Promissory Notes – Related Party
On May 8, 2023, the Company issued the First Extension Promissory Note to the Sponsor in an amount of up to $630,000 to be deposited into the Trust Account ($105,000 per month following the 5
th
of each month through November 3, 2023) for the benefit of the Public Stockholders who did not redeem their Public Shares in connection with the First Extension. The First Extension Promissory Note bears no interest and is due and payable upon the earlier to occur of (i) the date on which the Company consummates a Business Combination and (ii) the date of the liquidation of the Company. At March 31, 2024 and December 31, 2023, the Company had $355,000 borrowings under the First Extension Promissory Note.
On November 8, 2023, the Company issued the Second Extension Promissory Note in the aggregate principal amount of up to $359,503 to the Sponsor. The Second Extension Promissory Note bears no interest and is repayable in full upon the date of the consummation of the initial Business Combination or the liquidation of the Company. Additionally, the Company will deposit $29,958.55 into the Trust Account for each calendar month (commencing on November 8, 2023 and ending on the 5
th
day of each subsequent month), or portion thereof, that is needed by the Company to complete an initial Business Combination until November 5, 2024, and such amount will be distributed either to: (i) all of the holders of Public Shares upon the Company’s liquidation or (ii) holders of Public Shares who elect to have their Public Shares redeemed in connection with the consummation of the initial Business Combination. At March 31, 2024 and December 31, 2023, the Company had $149,791 and $59,917, respectively, borrowings under the Second Extension Promissory Note.

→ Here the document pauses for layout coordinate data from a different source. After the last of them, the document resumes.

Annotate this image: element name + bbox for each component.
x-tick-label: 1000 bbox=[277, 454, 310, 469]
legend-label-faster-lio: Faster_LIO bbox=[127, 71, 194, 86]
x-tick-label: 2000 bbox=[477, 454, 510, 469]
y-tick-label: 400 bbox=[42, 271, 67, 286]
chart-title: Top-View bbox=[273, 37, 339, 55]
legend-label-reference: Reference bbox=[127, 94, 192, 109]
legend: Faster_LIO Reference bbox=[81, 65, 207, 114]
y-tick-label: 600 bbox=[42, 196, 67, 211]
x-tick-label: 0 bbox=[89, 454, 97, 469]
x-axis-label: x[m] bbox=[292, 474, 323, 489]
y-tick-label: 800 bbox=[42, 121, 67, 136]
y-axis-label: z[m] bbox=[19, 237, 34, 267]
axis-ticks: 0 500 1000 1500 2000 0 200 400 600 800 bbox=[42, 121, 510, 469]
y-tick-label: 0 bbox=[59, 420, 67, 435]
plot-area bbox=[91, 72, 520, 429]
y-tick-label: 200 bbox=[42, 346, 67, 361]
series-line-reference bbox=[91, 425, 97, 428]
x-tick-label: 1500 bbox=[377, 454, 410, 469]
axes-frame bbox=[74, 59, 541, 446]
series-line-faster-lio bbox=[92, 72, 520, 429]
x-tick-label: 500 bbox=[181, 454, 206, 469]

Consulting and Advisory Services
On May 28, 2021, the Company entered into a letter agreement with J.V.B. pursuant to which the Company engaged Cohen & Company, to provide consulting and advisory services in connection with the IPO in return for a transaction fee to be paid to J.V.B. in an amount equal to 10.0% of the aggregate underwriting discount and commissions earned by the underwriters in connection with the IPO to be paid simultaneously with the actual payment of such underwriting discount and commissions to the underwriters upon (i) the closing of the IPO and (ii) the completion of the Business Combination. J.V.B. was one of the Anchor Investors that purchased Units in the IPO and became a member of the Sponsor at the closing of the IPO to hold an indirect interest in a specified number of the Founder Shares held by the Sponsor. On November 9, 2023, the Company and J.V.B. mutually agreed to terminate this arrangement. No further transactions fees will be payable to J.V.B. under this engagement of services.